The Caribbean institutions that have this combination of components produce sound AI ethics outcomes. The ones that have the policy and not the capacity produce avoidable ethics incidents and then defend them by pointing at the policy.
What Caribbean Citizens Can Demand
AI ethics is not a private institutional concern. It is a public good. Caribbean citizens have standing to demand specific things of the institutions, public and private, that use AI on them.
The right to be told when AI is being used in a decision about you. The right to ask for the basis of an AI-influenced decision. The right to a human review of a decision you disagree with. The right to know whether your personal data has been used to train a model that you are not a customer of. The right to expect that AI deployments which affect you have been considered, at the institutional level, with explicit attention to whether they serve Caribbean populations well.
These are not radical demands. Several of them are already legal entitlements in Caribbean jurisdictions with data protection legislation. The work in front of us is to make them lived realities, not theoretical rights.
Frequently Asked Questions
Are AI ethics frameworks just slow versions of regulation?
Not in the Caribbean today. Formal AI regulation is still emerging in most CARICOM jurisdictions. AI ethics frameworks are doing the load-bearing work that regulation will eventually take over. Caribbean institutions that build ethical practice now will find it easier to adapt to formal regulation when it arrives.
How is Caribbean AI ethics different from global AI ethics?
The global frameworks (OECD, UNESCO, IEEE, EU) converge on a similar set of principles. The Caribbean difference is in implementation: which subgroups need particular protection, which institutional structures provide the right oversight, which decisions are too sensitive to delegate, and which values worth coding in are missing from the global default. The principles travel; the implementation does not.
Should a Caribbean SME without specialist staff worry about AI ethics?
Yes, in a proportionate way.

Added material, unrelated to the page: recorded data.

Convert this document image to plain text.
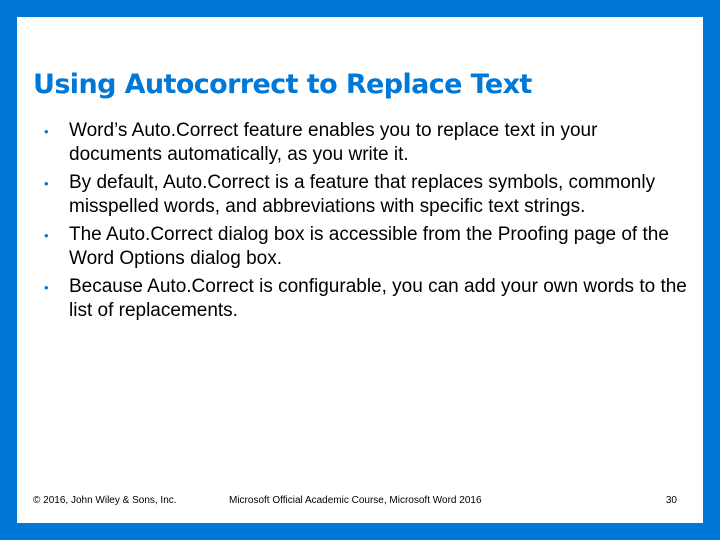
Using Autocorrect to Replace Text
• Word’s Auto.Correct feature enables you to replace text in your documents automatically, as you write it.
• By default, Auto.Correct is a feature that replaces symbols, commonly misspelled words, and abbreviations with specific text strings.
• The Auto.Correct dialog box is accessible from the Proofing page of the Word Options dialog box.
• Because Auto.Correct is configurable, you can add your own words to the list of replacements.
© 2016, John Wiley & Sons, Inc.	Microsoft Official Academic Course, Microsoft Word 2016	30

A small Caribbean business using AI in customer-facing decisions should be able to answer four questions: what AI is being used, on whom, with what oversight, and how a customer can ask for human review. That is the baseline. It is achievable without specialist staff.
Where can a Caribbean board start?
With the five board decisions listed above. They are concrete, they can be tabled at the next meeting, and they produce a written record that the board has taken AI ethics seriously. Everything else can be built on top.
What about the religious and indigenous ethical traditions across the Caribbean?
Caribbean public ethics is shaped by Christian, Hindu, Muslim, Rastafari, indigenous, and African-traditional traditions, and by the secular humanism of the region's universities. A Caribbean AI ethics worth the name cannot be reduced to any one of them. The four shared values identified above are an attempt to surface what is common across them, not a substitute for the deeper traditions.
A Caribbean Ethics Conclusion
AI ethics is too important to leave to the engineers who built the tools or to the international committees that wrote the frameworks. The Caribbean has its own ethical traditions, its own sense of what a good institution looks like, and its own experience of what happens when foreign technology is adopted without local ethical scrutiny. The work is to bring that experience to bear on the AI deployments now landing in our hospitals, banks, schools, and ministries, and to insist that the values being coded in are values we recognise.
Some of those values are universal. Most of them, in their specific Caribbean form, are not. That is not a deficit to be apologised for. It is a starting point.